# 30s Klunker Build



## larock65 (Dec 8, 2021)

Starting a new project. 30s Double Bar Roadster. Not sure if it's a Schwinn or not? I’ve got most of the pieces to get it going soon.


----------



## ballooney (Dec 8, 2021)

Oh that will be a sweet build!  Nice lines on that frame...like where you're headed.  
But that tube amp...now that is sexy!


----------



## WillWork4Parts (Dec 8, 2021)

Dropouts look Schwinn to me, stays look ovalized like a Schwinn....and I see a taper at the seat stays, would have to see a pic from the back focused on the seat clamp and seat stay bridge to confirm.


----------



## dave429 (Dec 8, 2021)

Nice looking build. The hubs, rims and tires really give it a good look. What type of crankset are you thinking of using? What gearing ratio are you planning? Look forward to seeing it complete.


----------



## Big Moe (Dec 9, 2021)

Definitely put axle adjusters in it. Save your dropouts. Very sweet looking bike. 👌


----------



## nightrider (Dec 9, 2021)

Nice looking bike. But I also am drawn to your audio setup !


----------



## HBSyncro (Dec 9, 2021)

Sweet!  That thing is gonna rule the beach path.


----------



## larock65 (Dec 9, 2021)

WillWork4Parts said:


> Dropouts look Schwinn to me, stays look ovalized like a Schwinn....and I see a taper at the seat stays, would have to see a pic from the back focused on the seat clamp and seat stay bridge to confirm.


----------



## larock65 (Dec 9, 2021)

dave429 said:


> Nice looking build. The hubs, rims and tires really give it a good look. What type of crankset are you thinking of using? What gearing ratio are you planning?
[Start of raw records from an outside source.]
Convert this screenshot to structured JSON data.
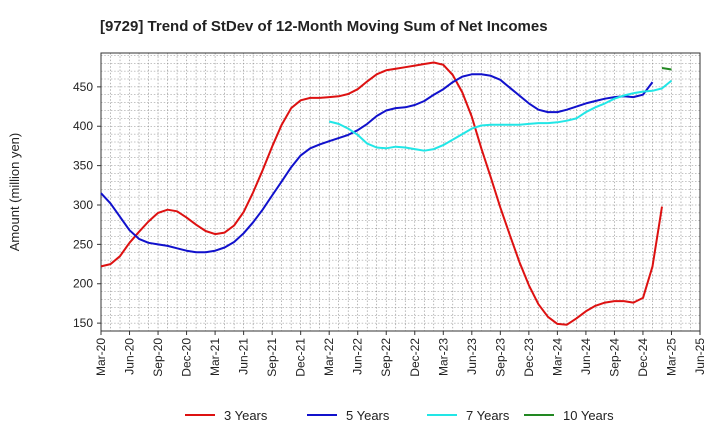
{
  "chart_data": {
    "type": "line",
    "title": "[9729]  Trend of StDev of 12-Month Moving Sum of Net Incomes",
    "xlabel": "",
    "ylabel": "Amount (million yen)",
    "x_ticks": [
      "Mar-20",
      "Jun-20",
      "Sep-20",
      "Dec-20",
      "Mar-21",
      "Jun-21",
      "Sep-21",
      "Dec-21",
      "Mar-22",
      "Jun-22",
      "Sep-22",
      "Dec-22",
      "Mar-23",
      "Jun-23",
      "Sep-23",
      "Dec-23",
      "Mar-24",
      "Jun-24",
      "Sep-24",
      "Dec-24",
      "Mar-25",
      "Jun-25"
    ],
    "y_ticks": [
      150,
      200,
      250,
      300,
      350,
      400,
      450
    ],
    "ylim": [
      140,
      493
    ],
    "grid": true,
    "legend_position": "bottom",
    "series": [
      {
        "name": "3 Years",
        "color": "#dd1111",
        "x": [
          "2020-03",
          "2020-04",
          "2020-05",
          "2020-06",
          "2020-07",
          "2020-08",
          "2020-09",
          "2020-10",
          "2020-11",
          "2020-12",
          "2021-01",
          "2021-02",
          "2021-03",
          "2021-04",
          "2021-05",
          "2021-06",
          "2021-07",
          "2021-08",
          "2021-09",
          "2021-10",
          "2021-11",
          "2021-12",
          "2022-01",
          "2022-02",
          "2022-03",
          "2022-04",
          "2022-05",
          "2022-06",
          "2022-07",
          "2022-08",
          "2022-09",
          "2022-10",
          "2022-11",
          "2022-12",
          "2023-01",
          "2023-02",
          "2023-03",
          "2023-04",
          "2023-05",
          "2023-06",
          "2023-07",
          "2023-08",
          "2023-09",
          "2023-10",
          "2023-11",
          "2023-12",
          "2024-01",
          "2024-02",
          "2024-03",
          "2024-04",
          "2024-05",
          "2024-06",
          "2024-07",
          "2024-08",
          "2024-09",
          "2024-10",
          "2024-11",
          "2024-12",
          "2025-01",
          "2025-02",
          "2025-03"
        ],
        "values": [
          222,
          225,
          235,
          252,
          266,
          279,
          290,
          294,
          292,
          284,
          275,
          267,
          263,
          265,
          274,
          291,
          316,
          344,
          374,
          402,
          423,
          433,
          436,
          436,
          437,
          438,
          441,
          447,
          457,
          466,
          471,
          473,
          475,
          477,
          479,
          481,
          478,
          465,
          443,
          412,
          372,
          335,
          297,
          262,
          228,
          198,
          174,
          158,
          149,
          148,
          156,
          165,
          172,
          176,
          178,
          178,
          176,
          182,
          222,
          298,
          null
        ],
        "values_note": ""
      },
      {
        "name": "5 Years",
        "color": "#1111cc",
        "x": [
          "2020-03",
          "2020-04",
          "2020-05",
          "2020-06",
          "2020-07",
          "2020-08",
          "2020-09",
          "2020-10",
          "2020-11",
          "2020-12",
          "2021-01",
          "2021-02",
          "2021-03",
          "2021-04",
          "2021-05",
          "2021-06",
          "2021-07",
          "2021-08",
          "2021-09",
          "2021-10",
          "2021-11",
          "2021-12",
          "2022-01",
          "2022-02",
          "2022-03",
          "2022-04",
          "2022-05",
          "2022-06",
          "2022-07",
          "2022-08",
          "2022-09",
          "2022-10",
          "2022-11",
          "2022-12",
          "2023-01",
          "2023-02",
          "2023-03",
          "2023-04",
          "2023-05",
          "2023-06",
          "2023-07",
          "2023-08",
          "2023-09",
          "2023-10",
          "2023-11",
          "2023-12",
          "2024-01",
          "2024-02",
          "2024-03",
          "2024-04",
          "2024-05",
          "2024-06",
          "2024-07",
          "2024-08",
          "2024-09",
          "2024-10",
          "2024-11",
          "2024-12",
          "2025-01",
          "2025-02",
          "2025-03"
        ],
        "values": [
          315,
          302,
          285,
          268,
          257,
          252,
          250,
          248,
          245,
          242,
          240,
          240,
          242,
          246,
          253,
          264,
          278,
          294,
          312,
          330,
          348,
          363,
          372,
          377,
          381,
          385,
          389,
          395,
          403,
          413,
          420,
          423,
          424,
          427,
          432,
          440,
          447,
          456,
          463,
          466,
          466,
          464,
          459,
          449,
          439,
          429,
          421,
          418,
          418,
          421,
          425,
          429,
          432,
          435,
          437,
          438,
          437,
          440,
          456,
          null,
          null
        ],
        "values_note": ""
      },
      {
        "name": "7 Years",
        "color": "#22e6e6",
        "x": [
          "2022-03",
          "2022-04",
          "2022-05",
          "2022-06",
          "2022-07",
          "2022-08",
          "2022-09",
          "2022-10",
          "2022-11",
          "2022-12",
          "2023-01",
          "2023-02",
          "2023-03",
          "2023-04",
          "2023-05",
          "2023-06",
          "2023-07",
          "2023-08",
          "2023-09",
          "2023-10",
          "2023-11",
          "2023-12",
          "2024-01",
          "2024-02",
          "2024-03",
          "2024-04",
          "2024-05",
          "2024-06",
          "2024-07",
          "2024-08",
          "2024-09",
          "2024-10",
          "2024-11",
          "2024-12",
          "2025-01",
          "2025-02",
          "2025-03"
        ],
        "values": [
          406,
          403,
          397,
          389,
          378,
          373,
          372,
          374,
          373,
          371,
          369,
          371,
          376,
          383,
          390,
          397,
          401,
          402,
          402,
          402,
          402,
          403,
          404,
          404,
          405,
          407,
          410,
          418,
          424,
          429,
          435,
          439,
          442,
          444,
          445,
          448,
          458
        ],
        "values_note": ""
      },
      {
        "name": "10 Years",
        "color": "#228822",
        "x": [
          "2025-02",
          "2025-03"
        ],
        "values": [
          474,
          472
        ],
        "values_note": ""
      }
    ]
  }
}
Look forward to seeing it complete.



I’m running these Lambert Viscount TAs.


----------



## WillWork4Parts (Dec 9, 2021)

larock65 said:


> View attachment 1524913
> 
> View attachment 1524914



Looks like a Schwinn to me.


----------



## dave429 (Dec 9, 2021)

larock65 said:


> I’m running these Lambert Viscount TAs.
> 
> View attachment 1524915



Very cool, should be a nice looking build and a blast to ride!


----------



## ditchpig (Dec 10, 2021)

Excellent! Love the wheels/tires and the drum brakes...clean. Great choice! Thanks for posting..hope Santa brings you more cool parts!


----------



## jakedog (Dec 11, 2021)

Did you expand the rear triangle to make those hubs fit? How is the alignment? I have a couple of frames I'd like to put drum brakes on but am still a little nervous about screwing up a nice old frame.


----------



## WillWork4Parts (Dec 11, 2021)

jakedog said:


> Did you expand the rear triangle to make those hubs fit? How is the alignment? I have a couple of frames I'd like to put drum brakes on but am still a little nervous about screwing up a nice old frame.



I was going to ask the same question, something looks a little off on the rh dropout...
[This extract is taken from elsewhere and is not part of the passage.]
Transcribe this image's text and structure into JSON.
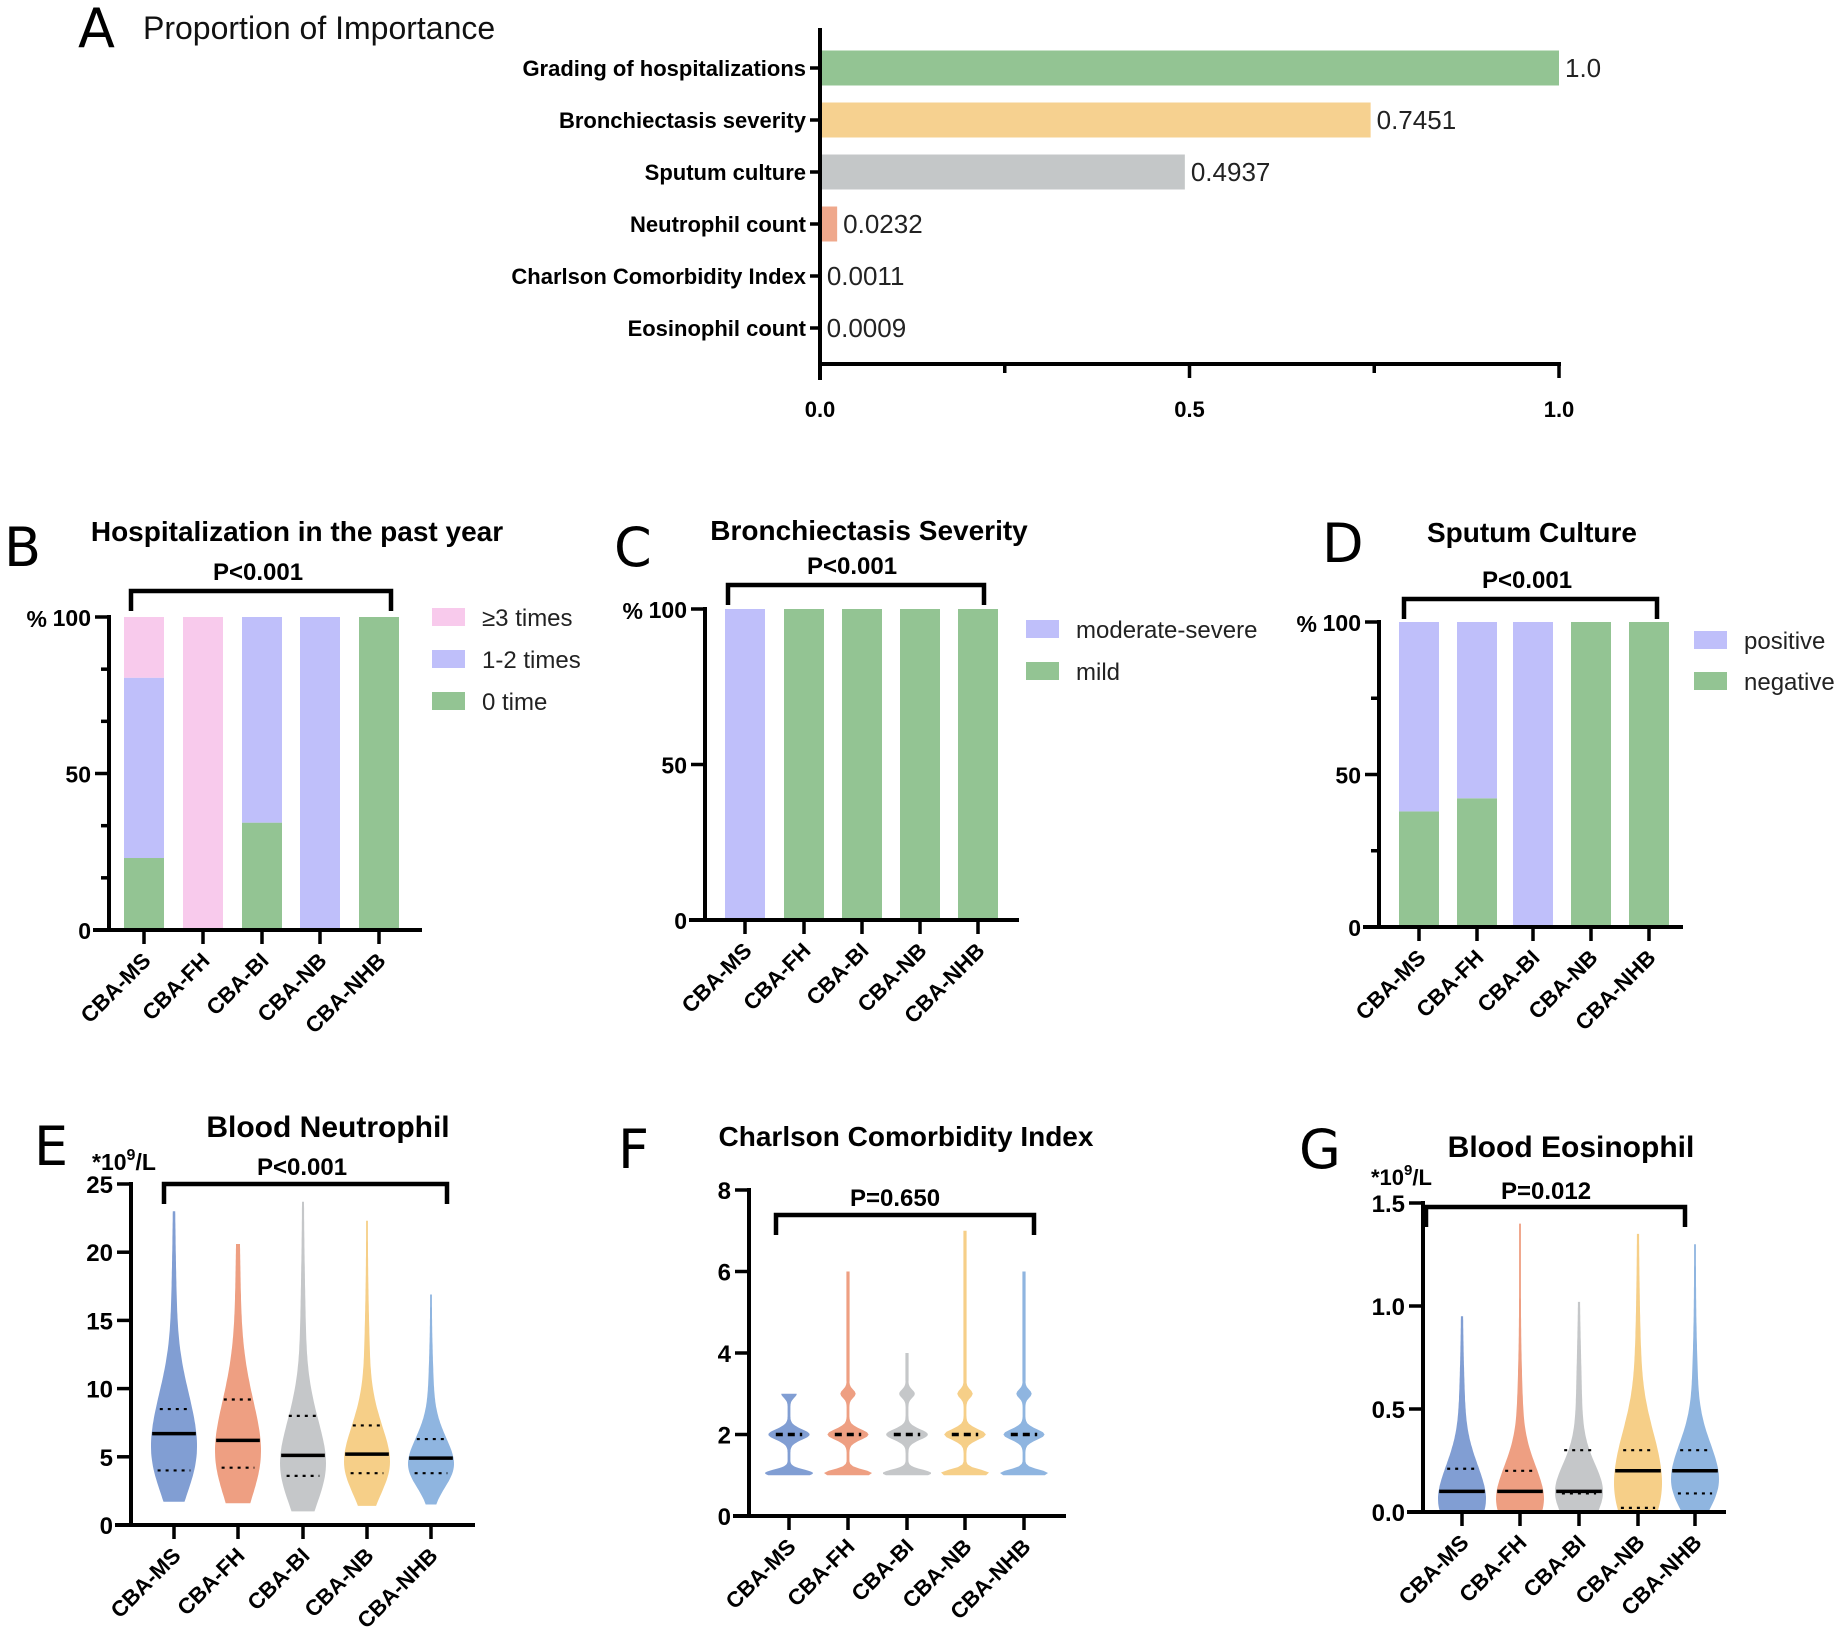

And yes, they can be "cold set" to fit a wider hub...just wait for the professionals that like to use a blowtorch at any chance they can get, and they'll tell you it needs to be heated at each dogleg of the stays before you can spread the stays wider.  
Either method, I do recommend a device to aid in keeping your dropouts parallel during and after spreading process. Otherwise you will have nut/slippage/alignment issues.


----------



## larock65 (Dec 11, 2021)

WillWork4Parts said:


> I was going to ask the same question, something looks a little off on the rh dropout...
> 
> And yes, they can be "cold set" to fit a wider hub...just wait for the professionals that like to use a blowtorch at any chance they can get, and they'll tell you it needs to be heated at each dogleg of the stays before you can spread the stays wider.
> Either method, I do recommend a device to aid in keeping your dropouts parallel during and after spreading process. Otherwise you will have nut/slippage/alignment issues.



I slid the wheel in for the picture. My buddy will cold set it for me.


----------



## palepainter (Dec 15, 2021)

Rad bike!


----------



## Barfbucket (Dec 15, 2021)

jakedog said:


> Did you expand the rear triangle to make those hubs fit? How is the alignment? I have a couple of frames I'd like to put drum brakes on but am still a little nervous about screwing up a nice old frame.



Old american bikes spread easy as the steel tubing is not high quality. Quality steel tubing is much harder to spread. You can easily put it back to original spacing without harm. You can build a tool to align the drops back to parallel once it’s spread. You can make a frame alignment tool out of wood to check it.








Here is my frame alignment tool but I made it from welded square steel tubing.


----------



## Barfbucket (Dec 15, 2021)

larock65 said:


> Starting a new project. 30s Double Bar Roadster. Not sure if it's a Schwinn or not? I’ve got most of the pieces to get it going soon.
> 
> View attachment 1524453
> 
> ...



Mine is even the same color.


----------